Through our time at Old Pot Farm, we discovered the history and origin of Taiwanese rice noodles, which were introduced when Chien Kuo and his family came to Taiwan from China in 1858. Settling in the Hsinchu region, they soon discovered the area proved to be the ideal location for the production of rice noodles, having abundant rice production, convenient water access, and monsoon winds needed for producing the noodles. Rice noodles quickly became a popular dish for hosting guests at banquets, taking Kuo from being a farmer to being a successful professional rice noodle producer. Today, nice noodles are still produced at Old Pot Farm and recognized as a Hsinchu speciality.
Our guides explained the process of making the noodles, and then we got hands on with preparing our own. Even though most of the hard work was already done for us, we had fun not only preparing our noodles, but also being able to take them home to later eat and enjoy!

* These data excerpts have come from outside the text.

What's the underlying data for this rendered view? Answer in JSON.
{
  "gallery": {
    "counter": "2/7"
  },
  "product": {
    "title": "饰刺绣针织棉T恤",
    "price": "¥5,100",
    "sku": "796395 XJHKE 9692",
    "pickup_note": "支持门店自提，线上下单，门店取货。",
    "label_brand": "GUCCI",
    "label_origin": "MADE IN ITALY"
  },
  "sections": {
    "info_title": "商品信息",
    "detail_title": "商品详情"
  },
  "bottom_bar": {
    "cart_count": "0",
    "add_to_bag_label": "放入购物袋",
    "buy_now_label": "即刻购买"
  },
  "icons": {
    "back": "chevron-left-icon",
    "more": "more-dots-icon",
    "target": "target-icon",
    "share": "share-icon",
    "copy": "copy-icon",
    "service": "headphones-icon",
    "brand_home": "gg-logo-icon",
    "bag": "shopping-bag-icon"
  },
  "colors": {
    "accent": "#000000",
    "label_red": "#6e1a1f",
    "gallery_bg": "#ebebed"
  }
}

After preparing our rice noodles, we also made some other traditional Chinese foods, all of which were also made from glutinous rice. The first was a green rice cake called "Caocaiguo," or "grass cake," which is a cake filled with a savoury radish filling. We also made "Anggugui," or "red rice cakes," which are pressed in molds to form the shape of a turtle. The turtle shape symbolizes auspiciousness and longevity, while the red colour represents joy and luck. With our leftover glutinous rice, we made tangyuan, which are small bals of glutinous rice usually served in soup. Traditionally, they are eaten to celebrate the winter solstice festival.